Grüße aus dem Weserbergland
D.S.#h


----------



## DonTonno (10. Dezember 2008)

*AW: Lachssteaks  heißräuchern?*

jawohl, hab ich bzw. mach ich so:
zucker & salz etwa 50 50 mischen, wenn, dann mehr salz als zucker. 
großen tiefen teller nehmen und die mischung auf den boden (das der boden "gut" bedeckt ist).
die steaks darauf legen, den rest mischung oben drauf und ordentlich "panieren".
das ganze läßt du 3-6 stunden ziehen.
danach die "kruste" mit einem tuch von den steaks entfernen, in ein fischrost rein und in ofen hängen.
nach belieben räuchern, nicht zulange garen!!!

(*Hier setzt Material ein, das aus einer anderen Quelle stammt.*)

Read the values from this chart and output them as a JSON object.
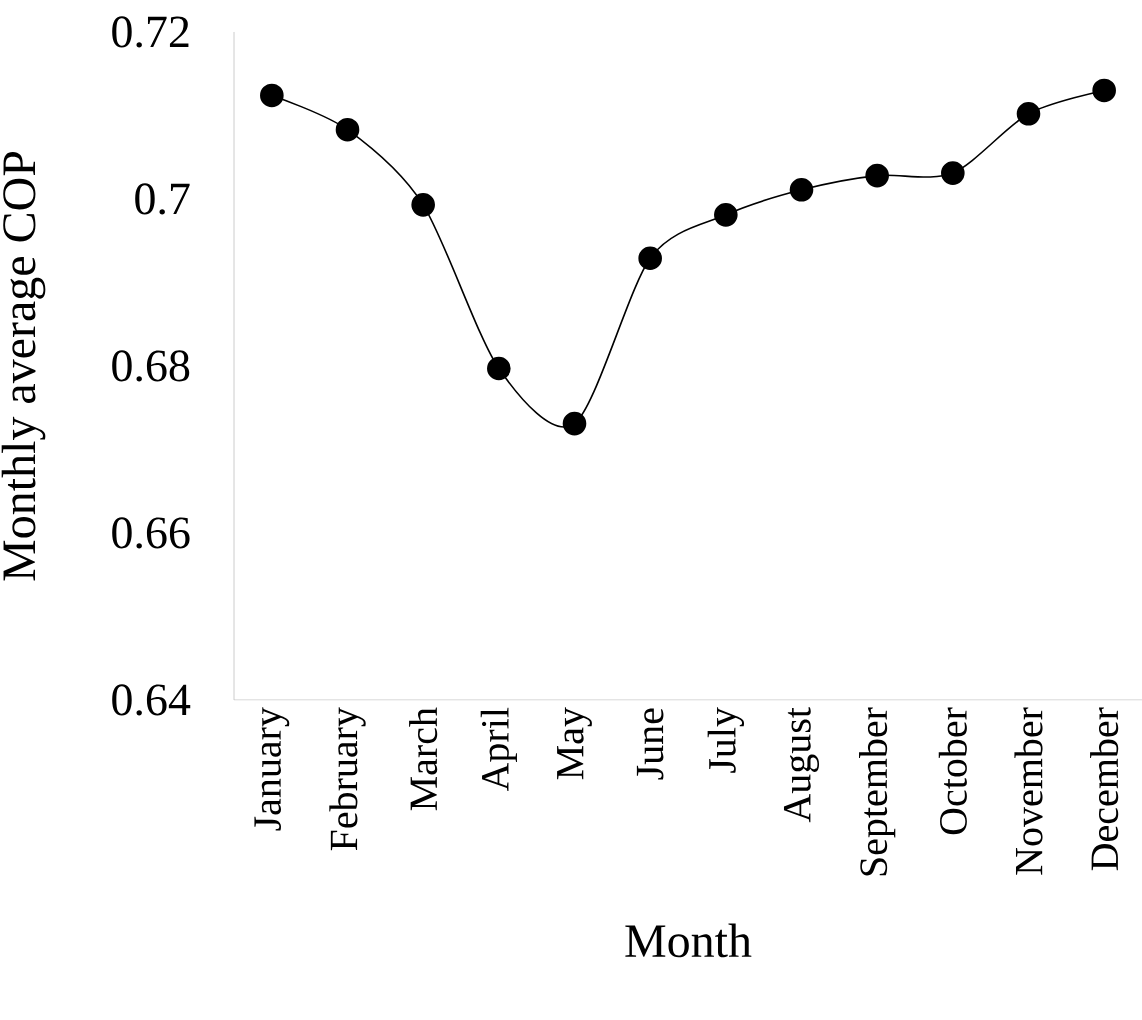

zu der salz zucker mischung:
hier natürlich schon beim vermengen der beiden zutaten die gewürze mit rein, nach lust, laune und pers. geschmack. bei wacholder-beeren diese nicht zerdrücken, wenn du sie zerdrücken möchtest streu sie erst dazu wenn der fisch schon "paniert" wurde.

guten appetit


----------



## kaipiranja (10. Dezember 2008)

*AW: Lachssteaks  heißräuchern?*

ich würde es folgendermaßen machen:

Lake anrühren, pro Liter: 80g Salz, 1TL grob gemahlenen schw. Pfeffer, 5 grob gemahlene Wacholderbeeren.

Lachsteaks für ~12Std in die Lake geben (müssen ganz bedeckt sein, evtl. mit einem Teller beschweren)

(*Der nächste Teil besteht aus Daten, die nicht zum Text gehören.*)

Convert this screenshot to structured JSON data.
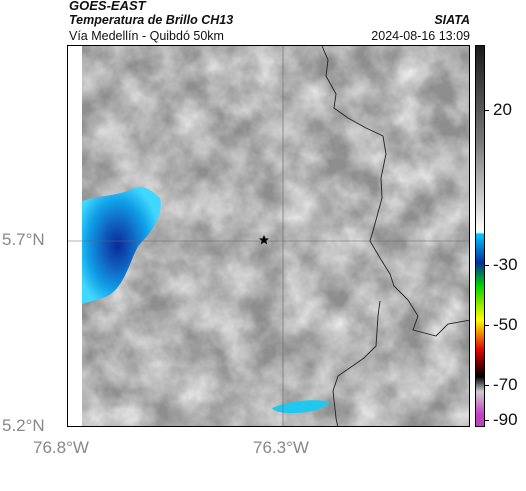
{
  "header": {
    "title": "GOES-EAST",
    "subtitle": "Temperatura de Brillo CH13",
    "source": "SIATA",
    "area": "Vía Medellín - Quibdó 50km",
    "datetime": "2024-08-16 13:09"
  },
  "map": {
    "lat_labels": [
      "5.7°N",
      "5.2°N"
    ],
    "lon_labels": [
      "76.8°W",
      "76.3°W"
    ],
    "marker_icon": "star-icon"
  },
  "colorbar": {
    "ticks": [
      "20",
      "-30",
      "-50",
      "-70",
      "-90"
    ],
    "colors": {
      "warm_top": "#1a1a1a",
      "cold_cyan": "#00c8ff",
      "green": "#00d000",
      "yellow": "#ffff00",
      "red": "#e00000",
      "magenta": "#c040c0"
    }
  }
}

...dann ab in den Raücherofen! Gahrzeit bei 80-90Grad 25-40min (je nach dicke der Steaks) dannach 1 1/2 bis 2 Std bei 40Grad in den Rauch)

Wünsche dir gutes gelingen!


----------



## Dieter Schareina (13. Dezember 2008)

*AW: Lachssteaks  heißräuchern?*

:lHallo Don Tonno und Kaipiranja!!

Habe die Tipps von euch probiert. Beides ist nach unserem 
Geschmack.Selbst meiner Frau konnte ich die Begeisterung
anmerken,wenn sie auch wegen kleiner Gräten nicht so gerne 
Fisch isst. Am besten schmeckt natürlich wie jeder sicherlich
bestätigen kann,wenn man aus dem Ofen warm genießt.
Das warme Fischfett ist dann am besten verdaulich!!
Schönen Abend noch an Alle!!
D.S.
PS. Besten Dank noch mal.


----------



## kaipiranja (17. Dezember 2008)

*AW: Lachssteaks  heißräuchern?*

...ja, warm schmeckt wirklich gut. Soll aber leute geben dennen dabei "flau" wird 

Wenn ich Räuchergut wegfriere, packe ich es nach dem Auftauen auch erstmal kurz in den Backofen/Micro um es an zu wärmen - dann kommt der Rauchgeschmack wieder besser durch...


----------